I am walking the Royal Mile it is now 12 noon and Marcus’ predicted sun is nowhere to be seen. Should I confront him on my return I am sure he will respond: “I know nuthing”! It is dismal so I head to a local Cafe for an acceptable coffee.
One would not have the remotest idea that today is Good Friday, the Royal Mile as I write makes Rundle Mall on a Friday night look deserted. My God… The Postman has just delivered the mail! Remember it’s Good Friday! 
I decided that the best option faced with cold pelting rain was to head to the Scottish National Museum, along with 99 thousand others. It is worth the visit and free.
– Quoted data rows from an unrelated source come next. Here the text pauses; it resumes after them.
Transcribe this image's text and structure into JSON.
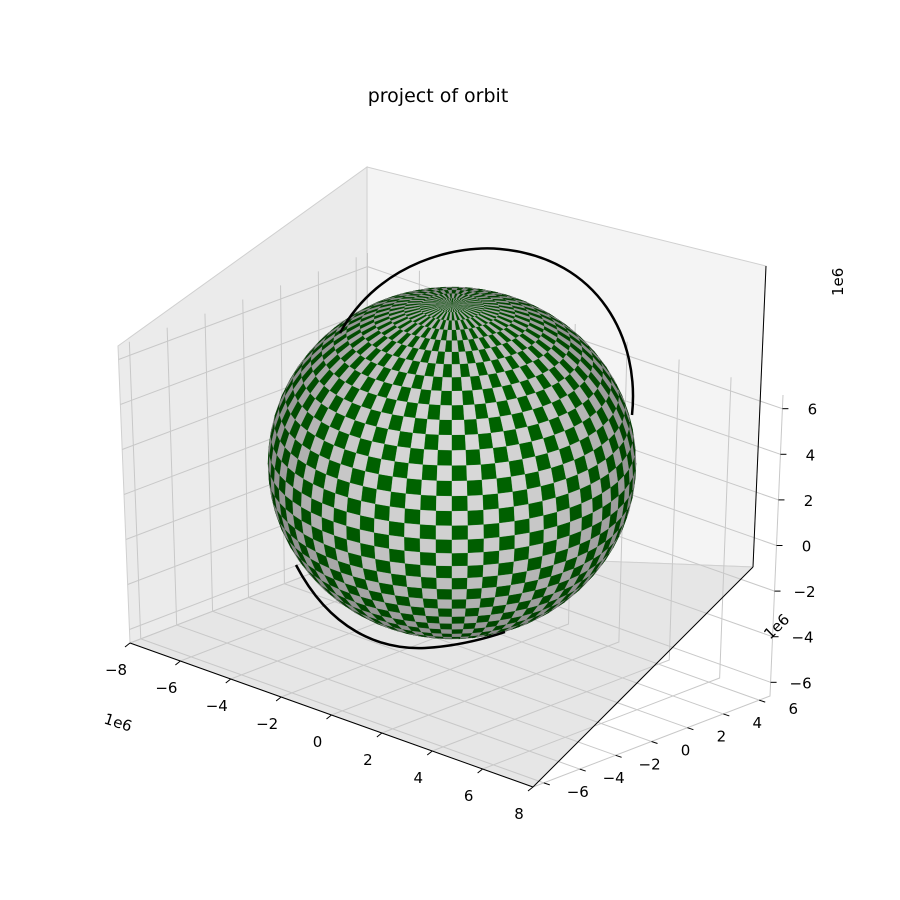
{
  "chart_data": {
    "type": "3d-surface",
    "title": "project of orbit",
    "xlabel": "",
    "ylabel": "",
    "zlabel": "",
    "x_offset_label": "1e6",
    "y_offset_label": "1e6",
    "z_offset_label": "1e6",
    "x_ticks": [
      "−8",
      "−6",
      "−4",
      "−2",
      "0",
      "2",
      "4",
      "6",
      "8"
    ],
    "y_ticks": [
      "−6",
      "−4",
      "−2",
      "0",
      "2",
      "4",
      "6"
    ],
    "z_ticks": [
      "−6",
      "−4",
      "−2",
      "0",
      "2",
      "4",
      "6"
    ],
    "xlim": [
      -8,
      8
    ],
    "ylim": [
      -6.6,
      6.6
    ],
    "zlim": [
      -6.6,
      6.6
    ],
    "units_scale": 1000000,
    "grid": true,
    "series": [
      {
        "kind": "sphere-surface",
        "radius": 6.378,
        "center": [
          0,
          0,
          0
        ],
        "checker_colors": [
          "#006400",
          "#d9d9d9"
        ]
      },
      {
        "kind": "orbit-line",
        "color": "#000000",
        "approx_radius": 7.0,
        "approx_inclination_deg": 45
      }
    ],
    "pane_color": "#f2f2f2",
    "grid_color": "#c8c8c8"
  }
}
For the first time I am aware of presumabley overseas tourists, not so much as from Japan, but rather from the Indian Subcontinent. Now whilst an Indian man looks quite fetching in a dohti, try as I might I can’t visualise him in a kilt. I walked the Royal Mile, climbed all over the Castle then headed back to the hotel. 
There was no rain but it was nevertless still bracing and most people were sensibly rugged up in heavy overcoats, scarves and gloves. To my amazement a considerable number of young Scotsmen, paraded around in shirts and not much else. Short sleeved whats more.
My iPhone has a recently discovered app that tells me how far I have walked and how high I have climbed each day! Well today the stats were as follows:
25736 steps
29 floors (stairs) for a total of
16.66 km on the day.
I had a glass of wine at dinner as I felt rather smug. Tomorrow I am signed up for a bus trip to the Highlands visiting several castles. I skipped the optional Whisky Distillery tour.
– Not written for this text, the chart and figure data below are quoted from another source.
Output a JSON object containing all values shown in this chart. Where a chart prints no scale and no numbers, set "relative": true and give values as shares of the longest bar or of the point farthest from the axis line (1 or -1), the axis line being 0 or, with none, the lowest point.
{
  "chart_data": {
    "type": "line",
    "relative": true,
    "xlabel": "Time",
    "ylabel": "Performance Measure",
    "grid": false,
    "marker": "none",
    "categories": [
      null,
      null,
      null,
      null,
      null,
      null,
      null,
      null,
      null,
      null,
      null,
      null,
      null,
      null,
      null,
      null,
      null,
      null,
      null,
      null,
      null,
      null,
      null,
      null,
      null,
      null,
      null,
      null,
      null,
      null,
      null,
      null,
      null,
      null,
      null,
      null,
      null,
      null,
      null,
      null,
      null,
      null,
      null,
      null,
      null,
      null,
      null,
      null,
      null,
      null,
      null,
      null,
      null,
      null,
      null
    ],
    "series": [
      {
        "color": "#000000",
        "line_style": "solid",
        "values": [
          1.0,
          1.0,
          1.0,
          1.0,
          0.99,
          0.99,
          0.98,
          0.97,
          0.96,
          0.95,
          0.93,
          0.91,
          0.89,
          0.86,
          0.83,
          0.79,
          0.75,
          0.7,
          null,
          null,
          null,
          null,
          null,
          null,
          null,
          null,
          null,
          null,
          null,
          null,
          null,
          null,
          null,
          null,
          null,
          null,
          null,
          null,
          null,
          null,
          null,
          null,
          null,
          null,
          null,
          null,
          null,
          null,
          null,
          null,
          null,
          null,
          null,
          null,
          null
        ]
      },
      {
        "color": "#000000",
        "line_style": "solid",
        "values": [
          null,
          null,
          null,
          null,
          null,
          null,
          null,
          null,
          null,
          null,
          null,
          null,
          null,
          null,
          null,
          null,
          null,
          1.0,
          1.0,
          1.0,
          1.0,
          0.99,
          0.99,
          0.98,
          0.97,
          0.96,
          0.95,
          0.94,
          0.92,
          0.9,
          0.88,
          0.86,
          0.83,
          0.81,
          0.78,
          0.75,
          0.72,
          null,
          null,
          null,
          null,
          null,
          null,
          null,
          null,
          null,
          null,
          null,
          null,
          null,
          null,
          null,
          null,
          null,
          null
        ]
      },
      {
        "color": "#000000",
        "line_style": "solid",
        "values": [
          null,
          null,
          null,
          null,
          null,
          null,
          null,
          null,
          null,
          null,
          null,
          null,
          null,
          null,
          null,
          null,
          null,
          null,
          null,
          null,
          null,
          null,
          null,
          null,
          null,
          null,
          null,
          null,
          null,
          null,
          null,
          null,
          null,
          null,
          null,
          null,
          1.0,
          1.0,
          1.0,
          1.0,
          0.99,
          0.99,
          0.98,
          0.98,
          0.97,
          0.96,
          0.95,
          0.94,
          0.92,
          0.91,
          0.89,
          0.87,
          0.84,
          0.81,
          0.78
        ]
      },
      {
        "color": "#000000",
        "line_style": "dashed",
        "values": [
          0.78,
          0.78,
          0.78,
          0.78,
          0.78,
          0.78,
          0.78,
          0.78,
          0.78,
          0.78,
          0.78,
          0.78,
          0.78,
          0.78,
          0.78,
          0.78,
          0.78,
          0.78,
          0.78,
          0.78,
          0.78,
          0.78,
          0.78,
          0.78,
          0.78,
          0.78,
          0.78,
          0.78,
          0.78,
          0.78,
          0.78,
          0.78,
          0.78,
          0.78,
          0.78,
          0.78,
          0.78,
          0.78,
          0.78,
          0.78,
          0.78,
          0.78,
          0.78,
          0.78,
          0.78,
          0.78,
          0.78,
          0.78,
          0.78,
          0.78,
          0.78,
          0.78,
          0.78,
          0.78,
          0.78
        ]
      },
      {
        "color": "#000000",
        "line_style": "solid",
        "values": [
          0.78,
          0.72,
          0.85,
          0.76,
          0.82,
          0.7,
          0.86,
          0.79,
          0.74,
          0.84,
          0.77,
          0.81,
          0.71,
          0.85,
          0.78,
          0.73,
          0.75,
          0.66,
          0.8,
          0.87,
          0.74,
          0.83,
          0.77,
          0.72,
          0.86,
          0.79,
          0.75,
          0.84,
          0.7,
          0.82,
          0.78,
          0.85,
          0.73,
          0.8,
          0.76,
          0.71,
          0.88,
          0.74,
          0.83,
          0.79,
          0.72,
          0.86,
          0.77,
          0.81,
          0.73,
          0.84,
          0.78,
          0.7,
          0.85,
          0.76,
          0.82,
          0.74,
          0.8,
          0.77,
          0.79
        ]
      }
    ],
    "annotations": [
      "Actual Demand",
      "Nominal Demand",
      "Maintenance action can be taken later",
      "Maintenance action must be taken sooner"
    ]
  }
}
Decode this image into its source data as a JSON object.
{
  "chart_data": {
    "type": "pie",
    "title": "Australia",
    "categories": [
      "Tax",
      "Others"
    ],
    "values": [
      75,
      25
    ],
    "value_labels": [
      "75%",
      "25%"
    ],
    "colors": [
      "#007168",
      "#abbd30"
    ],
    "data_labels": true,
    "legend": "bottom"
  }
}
The main hall of the National Museum



Three photographs of the Castle.

St Gilles cathedral



I have stayed for the last 4 days with my cousin, Quentin and his wife Janet. They live in a stone semidetached cottage in the village of Corbridge about 18 miles from Newcastle. Torn between their old Imperial heritage and the modern metric system, the British have been half hearted in their conversions. There are Pounds sterling with 100 pence to the new Pound yet it is bloody cold at 2 degrees centrigrade as we speed along at 60 miles an hour to the petrol station to buy a few gallons of petrol. I live in fear that Tony Abbott might hear about this confusing mishmash of measurments.
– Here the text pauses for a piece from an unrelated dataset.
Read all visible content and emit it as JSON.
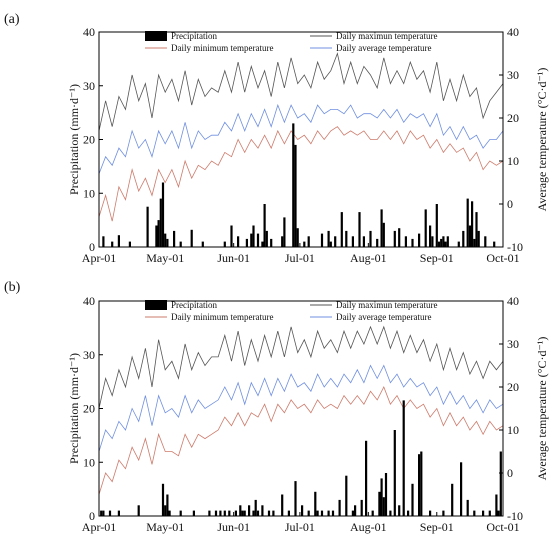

I am staying at Peartree House B&B and for at least 2 nights I have been the only guest. On the other ocasions two younger men stayed here to play golf at a famous local course. The fact that the weather changed dramtically and rapidly from sun to snow, several times in a day, all the time with fierce biting winds, more then enough to freeze one’s balls, appeared to them to be an adventure.
Being the sole guest means that I can blow my Recorder with gay abandon.
My shorts remain at the bottom of my backpack! Quentin has lent me a very thick coat for the duration. I have not even contemplated mounting the hybrid bike that a local retired policeman had lent to Quentin, assuming that I was going to meander around the English countryside and traverse Hadrians wall. Not bloody likely. We did walks to some impressive Roman ruins near to Corbridge.
We explored the Villages of Hexham and its’ Abbey and Durham and its’ cathedral. Durham is a university town as is Cambridge and Oxford. The scene of the Cathedral bulit on the heights above the River is the subject of a famous painting by Turner.
Janet is a great cook and we have had some wonderful  home cooking as well as one night out at the local pub with a retired couple, who are good friends. Bob, in retirement has taken up cycling. They are planning to tour Australia  and spend a month in Adelaide in January. I have promised them a bike and rides.
Today I leave for Edinburgh, not without a degree  of apprehension as it 100 miles closer to the Artic Circle.

Part of the Durham Cathedral and square


another shot of the Cathedral


the Cathedral and the scene painted by Turner

No derogatory remarks about food pictures and the iPhone! Its breakfast at The PearTree. Eggs from the owners chooks!